Sense of purpose in life and allostatic load in two longitudinal cohorts.

TitleSense of purpose in life and allostatic load in two longitudinal cohorts.
Publication TypeJournal Article
Year of Publication2023
AuthorsLewis, NA, Hill, PL
JournalJ Psychosom Res
ISSN Number1879-1360
KeywordsAdult, Aging, Allostasis, Biomarkers, Humans, Longitudinal Studies, Middle Aged, Retirement

OBJECTIVE: Sense of purpose in life has been linked with better physical health, longevity, and reduced risk for disability and dementia, but the mechanisms linking sense of purpose with diverse health outcomes are unclear. Sense of purpose may promote better physiological regulation in response to stressors and health challenges, leading to lower allostatic load and disease risk over time. The current study examined the association between sense of purpose in life and allostatic load over time in adults over age 50.

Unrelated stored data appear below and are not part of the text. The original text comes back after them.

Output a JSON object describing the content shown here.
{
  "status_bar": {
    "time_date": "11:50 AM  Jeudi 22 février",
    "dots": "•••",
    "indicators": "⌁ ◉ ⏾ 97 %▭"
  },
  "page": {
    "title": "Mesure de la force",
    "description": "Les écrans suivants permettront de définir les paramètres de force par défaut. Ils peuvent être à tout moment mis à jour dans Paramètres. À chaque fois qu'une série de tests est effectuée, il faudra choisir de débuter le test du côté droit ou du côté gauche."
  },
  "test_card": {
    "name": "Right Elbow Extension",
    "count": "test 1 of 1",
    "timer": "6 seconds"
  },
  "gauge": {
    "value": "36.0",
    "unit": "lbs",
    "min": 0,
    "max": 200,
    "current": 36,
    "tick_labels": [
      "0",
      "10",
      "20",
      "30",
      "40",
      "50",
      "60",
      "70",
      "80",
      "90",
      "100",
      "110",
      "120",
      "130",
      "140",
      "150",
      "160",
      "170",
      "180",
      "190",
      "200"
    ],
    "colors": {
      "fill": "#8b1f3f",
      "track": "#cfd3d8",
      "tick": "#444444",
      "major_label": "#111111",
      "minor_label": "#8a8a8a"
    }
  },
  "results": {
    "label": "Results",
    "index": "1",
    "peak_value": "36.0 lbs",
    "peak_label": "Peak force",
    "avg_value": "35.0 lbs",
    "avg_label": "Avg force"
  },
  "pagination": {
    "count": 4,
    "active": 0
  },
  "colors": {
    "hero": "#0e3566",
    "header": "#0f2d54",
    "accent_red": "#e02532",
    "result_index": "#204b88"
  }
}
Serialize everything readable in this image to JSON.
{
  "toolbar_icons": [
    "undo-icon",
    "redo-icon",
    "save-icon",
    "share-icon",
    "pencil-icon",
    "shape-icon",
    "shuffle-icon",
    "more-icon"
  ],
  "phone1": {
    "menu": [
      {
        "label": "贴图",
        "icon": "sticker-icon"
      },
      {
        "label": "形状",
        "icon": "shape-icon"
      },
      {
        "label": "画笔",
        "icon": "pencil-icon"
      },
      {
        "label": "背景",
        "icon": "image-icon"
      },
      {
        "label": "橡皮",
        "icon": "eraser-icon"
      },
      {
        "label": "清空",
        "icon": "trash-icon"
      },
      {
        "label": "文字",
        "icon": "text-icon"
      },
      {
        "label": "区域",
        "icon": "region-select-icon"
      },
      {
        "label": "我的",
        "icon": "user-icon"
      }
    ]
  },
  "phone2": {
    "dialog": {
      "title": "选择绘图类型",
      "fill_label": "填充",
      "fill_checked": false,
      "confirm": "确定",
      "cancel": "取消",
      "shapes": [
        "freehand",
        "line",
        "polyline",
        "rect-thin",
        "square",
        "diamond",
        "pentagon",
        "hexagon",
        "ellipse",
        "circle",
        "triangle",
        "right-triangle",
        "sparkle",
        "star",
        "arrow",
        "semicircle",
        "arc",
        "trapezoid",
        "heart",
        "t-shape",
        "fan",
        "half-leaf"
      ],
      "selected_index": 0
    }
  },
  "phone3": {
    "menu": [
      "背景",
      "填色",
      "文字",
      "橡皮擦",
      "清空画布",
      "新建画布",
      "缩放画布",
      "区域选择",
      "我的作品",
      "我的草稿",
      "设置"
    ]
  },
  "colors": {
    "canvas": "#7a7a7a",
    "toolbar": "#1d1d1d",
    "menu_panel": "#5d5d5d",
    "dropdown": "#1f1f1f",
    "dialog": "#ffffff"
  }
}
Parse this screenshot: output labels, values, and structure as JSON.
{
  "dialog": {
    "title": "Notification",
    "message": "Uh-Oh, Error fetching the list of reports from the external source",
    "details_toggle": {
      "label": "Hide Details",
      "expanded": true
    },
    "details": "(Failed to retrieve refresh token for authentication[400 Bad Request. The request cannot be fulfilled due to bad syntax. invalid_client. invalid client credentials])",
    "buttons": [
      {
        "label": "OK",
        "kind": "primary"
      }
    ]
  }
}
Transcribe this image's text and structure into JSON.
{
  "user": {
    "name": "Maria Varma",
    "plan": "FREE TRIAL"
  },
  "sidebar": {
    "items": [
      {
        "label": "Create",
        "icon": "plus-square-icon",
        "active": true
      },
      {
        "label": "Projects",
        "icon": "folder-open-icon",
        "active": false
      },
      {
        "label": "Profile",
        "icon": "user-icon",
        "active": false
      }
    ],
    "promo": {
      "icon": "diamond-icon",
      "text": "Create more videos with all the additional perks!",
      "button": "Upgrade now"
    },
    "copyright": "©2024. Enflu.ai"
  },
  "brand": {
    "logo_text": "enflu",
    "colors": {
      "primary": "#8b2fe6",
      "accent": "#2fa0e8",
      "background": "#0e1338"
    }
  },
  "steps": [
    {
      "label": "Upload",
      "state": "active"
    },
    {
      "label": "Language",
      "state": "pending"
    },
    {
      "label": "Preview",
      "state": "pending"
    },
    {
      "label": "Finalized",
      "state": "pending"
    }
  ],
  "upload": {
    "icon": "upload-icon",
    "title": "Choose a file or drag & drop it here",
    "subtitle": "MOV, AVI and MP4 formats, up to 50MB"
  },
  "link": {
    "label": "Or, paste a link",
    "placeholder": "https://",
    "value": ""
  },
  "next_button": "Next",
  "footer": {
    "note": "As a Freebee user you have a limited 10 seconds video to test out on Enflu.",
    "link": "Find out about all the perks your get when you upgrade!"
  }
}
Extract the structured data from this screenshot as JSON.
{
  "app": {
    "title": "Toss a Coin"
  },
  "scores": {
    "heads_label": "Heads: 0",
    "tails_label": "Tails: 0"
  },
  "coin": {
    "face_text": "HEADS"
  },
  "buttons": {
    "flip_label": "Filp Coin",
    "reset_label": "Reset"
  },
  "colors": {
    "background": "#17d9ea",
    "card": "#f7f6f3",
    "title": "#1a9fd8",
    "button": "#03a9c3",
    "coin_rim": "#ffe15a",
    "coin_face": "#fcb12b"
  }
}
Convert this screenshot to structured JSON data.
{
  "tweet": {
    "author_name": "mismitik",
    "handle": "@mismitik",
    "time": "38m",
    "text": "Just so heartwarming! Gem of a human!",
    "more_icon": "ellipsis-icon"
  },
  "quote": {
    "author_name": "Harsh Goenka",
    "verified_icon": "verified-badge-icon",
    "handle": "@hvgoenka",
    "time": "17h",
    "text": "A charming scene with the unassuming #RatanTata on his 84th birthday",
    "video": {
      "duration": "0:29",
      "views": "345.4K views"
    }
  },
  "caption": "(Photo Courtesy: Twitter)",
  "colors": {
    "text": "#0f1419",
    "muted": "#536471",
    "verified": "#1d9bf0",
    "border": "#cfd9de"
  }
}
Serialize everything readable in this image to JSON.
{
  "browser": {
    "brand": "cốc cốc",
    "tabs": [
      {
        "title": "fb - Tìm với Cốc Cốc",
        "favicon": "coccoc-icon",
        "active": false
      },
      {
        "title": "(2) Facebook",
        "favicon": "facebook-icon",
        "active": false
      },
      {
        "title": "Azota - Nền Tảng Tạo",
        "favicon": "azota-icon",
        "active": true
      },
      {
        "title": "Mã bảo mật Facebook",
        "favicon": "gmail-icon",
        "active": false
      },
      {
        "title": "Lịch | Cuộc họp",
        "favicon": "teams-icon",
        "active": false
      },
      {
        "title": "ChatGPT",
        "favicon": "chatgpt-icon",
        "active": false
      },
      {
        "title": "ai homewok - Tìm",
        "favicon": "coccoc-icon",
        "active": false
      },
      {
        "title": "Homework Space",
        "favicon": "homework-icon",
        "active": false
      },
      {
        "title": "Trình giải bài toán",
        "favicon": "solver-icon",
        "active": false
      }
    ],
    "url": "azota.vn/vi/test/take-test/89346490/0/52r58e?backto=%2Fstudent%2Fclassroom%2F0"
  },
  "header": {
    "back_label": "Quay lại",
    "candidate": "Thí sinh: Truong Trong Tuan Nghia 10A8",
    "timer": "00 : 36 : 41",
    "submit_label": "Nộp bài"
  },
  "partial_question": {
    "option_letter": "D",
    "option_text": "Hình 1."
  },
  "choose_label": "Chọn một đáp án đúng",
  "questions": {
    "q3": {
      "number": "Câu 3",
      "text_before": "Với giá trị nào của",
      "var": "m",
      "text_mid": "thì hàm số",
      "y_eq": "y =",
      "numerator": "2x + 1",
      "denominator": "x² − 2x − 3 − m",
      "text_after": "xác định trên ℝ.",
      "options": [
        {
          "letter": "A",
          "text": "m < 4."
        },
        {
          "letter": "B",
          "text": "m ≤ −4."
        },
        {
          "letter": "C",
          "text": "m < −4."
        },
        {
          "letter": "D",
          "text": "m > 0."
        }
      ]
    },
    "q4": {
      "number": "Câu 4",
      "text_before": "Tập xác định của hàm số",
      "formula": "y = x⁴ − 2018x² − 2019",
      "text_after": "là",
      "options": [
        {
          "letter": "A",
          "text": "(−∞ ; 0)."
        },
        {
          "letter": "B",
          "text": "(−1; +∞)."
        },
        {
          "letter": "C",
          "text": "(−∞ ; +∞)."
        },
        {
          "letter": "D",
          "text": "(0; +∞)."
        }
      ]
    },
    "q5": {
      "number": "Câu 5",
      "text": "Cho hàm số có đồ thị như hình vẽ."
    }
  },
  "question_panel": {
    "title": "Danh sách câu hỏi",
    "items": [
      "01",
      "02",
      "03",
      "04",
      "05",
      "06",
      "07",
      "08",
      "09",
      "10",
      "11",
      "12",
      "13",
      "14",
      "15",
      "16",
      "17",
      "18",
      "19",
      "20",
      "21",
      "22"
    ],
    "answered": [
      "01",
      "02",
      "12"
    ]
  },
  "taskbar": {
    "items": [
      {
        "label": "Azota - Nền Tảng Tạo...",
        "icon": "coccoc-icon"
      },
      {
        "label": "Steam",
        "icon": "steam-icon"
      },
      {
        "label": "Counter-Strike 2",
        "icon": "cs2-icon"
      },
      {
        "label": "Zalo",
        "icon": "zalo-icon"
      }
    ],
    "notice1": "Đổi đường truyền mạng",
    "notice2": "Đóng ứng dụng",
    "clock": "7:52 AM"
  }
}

METHODS: Data from the nationally representative US Health and Retirement Study (HRS) and English Longitudinal Study of Ageing (ELSA) were used to examine associations between sense of purpose and allostatic load across 8 and 12 years of follow-up, respectively. Blood-based and anthropometric biomarkers were collected at four-year intervals and used to compute allostatic load scores based on clinical cut-off values representing low, moderate, and high risk.

RESULTS: Population-weighted multilevel models revealed that sense of purpose in life was associated with lower overall levels of allostatic load in HRS, but not in ELSA after adjusting for relevant covariates. Sense of purpose in life did not predict rate of change in allostatic load in either sample.

CONCLUSIONS: The present investigation supports sense of purpose predicting preserved differentiation of allostatic regulation, with more purposeful individuals demonstrating consistently lower allostatic load over time. Persistent differences in allostatic burden may account for divergent health trajectories between individuals low and high in sense of purpose.